So I decided to give this bad boy a whirl. Don’t know much about it. But I got salmon cooking, brussels sprouts roasting, and cous cous waiting and I needed a wine to enjoy. Figured this would be fun.
Cork was soaked, but a decent fill. First whiff was a little funky. But that went away quicky. Now it is showing very well!
1983 Lucien Jayer Vosne Romanee ‘Les Malconsorts’ - Brickish, browning color, almost see through with a ruby core still. Pretty expressive nose with clove, black cherry, dried red fruits, orange peel. On the palate it has sappy fruit and silky texture with waves of red fruits. Exotic spices and cinnamon come to play on the finish.
Overall a pretty damn tasty bottle. I wish the finish was a little longer, but not bad.
After about an hour it put on some more weight and lots of raspberry notes.

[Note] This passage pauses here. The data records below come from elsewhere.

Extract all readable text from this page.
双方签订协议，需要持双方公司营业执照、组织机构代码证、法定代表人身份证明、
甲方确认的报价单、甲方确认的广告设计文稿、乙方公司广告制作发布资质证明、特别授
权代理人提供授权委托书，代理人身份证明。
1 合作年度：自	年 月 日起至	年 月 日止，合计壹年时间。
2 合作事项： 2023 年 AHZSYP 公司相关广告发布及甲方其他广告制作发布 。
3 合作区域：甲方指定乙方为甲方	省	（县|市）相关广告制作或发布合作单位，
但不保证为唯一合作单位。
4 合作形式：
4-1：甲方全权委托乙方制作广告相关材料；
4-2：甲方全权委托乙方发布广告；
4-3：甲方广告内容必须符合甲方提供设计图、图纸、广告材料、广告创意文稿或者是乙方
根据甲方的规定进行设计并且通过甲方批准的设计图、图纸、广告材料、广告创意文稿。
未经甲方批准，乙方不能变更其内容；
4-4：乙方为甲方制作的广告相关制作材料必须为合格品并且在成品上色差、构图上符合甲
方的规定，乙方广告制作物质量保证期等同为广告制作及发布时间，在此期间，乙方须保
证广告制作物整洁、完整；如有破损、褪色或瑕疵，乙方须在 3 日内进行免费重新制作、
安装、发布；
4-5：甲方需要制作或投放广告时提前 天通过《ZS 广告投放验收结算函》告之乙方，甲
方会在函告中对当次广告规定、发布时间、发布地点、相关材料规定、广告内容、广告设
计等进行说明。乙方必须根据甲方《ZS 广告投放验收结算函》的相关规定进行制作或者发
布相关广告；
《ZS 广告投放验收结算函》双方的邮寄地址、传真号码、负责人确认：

However, a half hour later it started to fall apart. There is a little bit left in the bottle that I might try tonight, but I assume this bad boy is dead.
Made by Henri Jayer for Domaine Lucien Jayer.
Should have been better than this.
No way it should have fallen apart.
Provenance?
This is the vintage of the famous “mud wine” from Lucien Jayer that my friend Joel has.
1983 Lucien Jayer Echezeaux.
The wine had so much sediment it looked like mud.
The flavor and aromas however prompted Bob Fleming to put several spoonsful of sediment on vanilla ice cream after the bottle was finished.
Lots of rot in 1983 but these wines weren’t affected according to my friend Joel who loves the vintage.
FWIW.
Actually, Lucien Jayer always made his own wines. Lucien was one of Henri Jayer’s older brothers- the middle of three boys, with the oldest, Georges Jayer, pursuing a career outside of wine and having his share of the prodcution of the family vineyards made by Henri and sold under the Domaine Georges Jayer label. Lucien was the Jayer brother who was in charge of caring for all of the family vineyards, while Henri watched over the Meo-Camuzet vineyards of Nuits St. Georges “Murgers”, Vosne-Romanee “Brulees” and Cros Parantoux and Richebourg. After harvest each of the Jayer brothers’ shares of their respective family vineyards would be split up, with Lucien making his own wines and Henri making the wines for himself and Georges (in addition to the Meo wines that he was in charge of). So the Lucien Beaumonts '83 that you had was made by Lucien himself, though no doubt he and Henri shared winemaking techniques as Henri’s philosophy in this area matured over time. In addition to the Jayer vines he made wines from (Vosne AC, Nuits AC, Vosne “Beaumonts” and Echezeaux), Lucien Jayer also sharecropped a bit of Malconsorts as well, which is well worth pursuing if one crosses paths with a bottle. As Lucien and Henri got on in years, the Jayer vines began to be tended by Henri’s nephew, Emmanuel Rouget.
This bottle was bought by a friend at auction. no idea when. But he gave it to me a month ago. decided to pop it. It showed some signs of greatness, but never really materialized before it fell apart. there was a fair amount of sediment, but not quite mud!
Thanks for the info John. However, this was the Malconsorts you allude to! Not the Beaumonts.
The only web info I could find on this wine said that Henri Jayer made the wines for his brother http://www.vinsionaire.com/main/jayer" onclick="window.open(this.href);return false;
I have no idea, but that was all I could drum up on this wine.
This sounds like a typical nice 83, a vintage I enjoy very much but of which I can’t help thinking that the wines all taste much more of the vintage than either the vineyard or producer.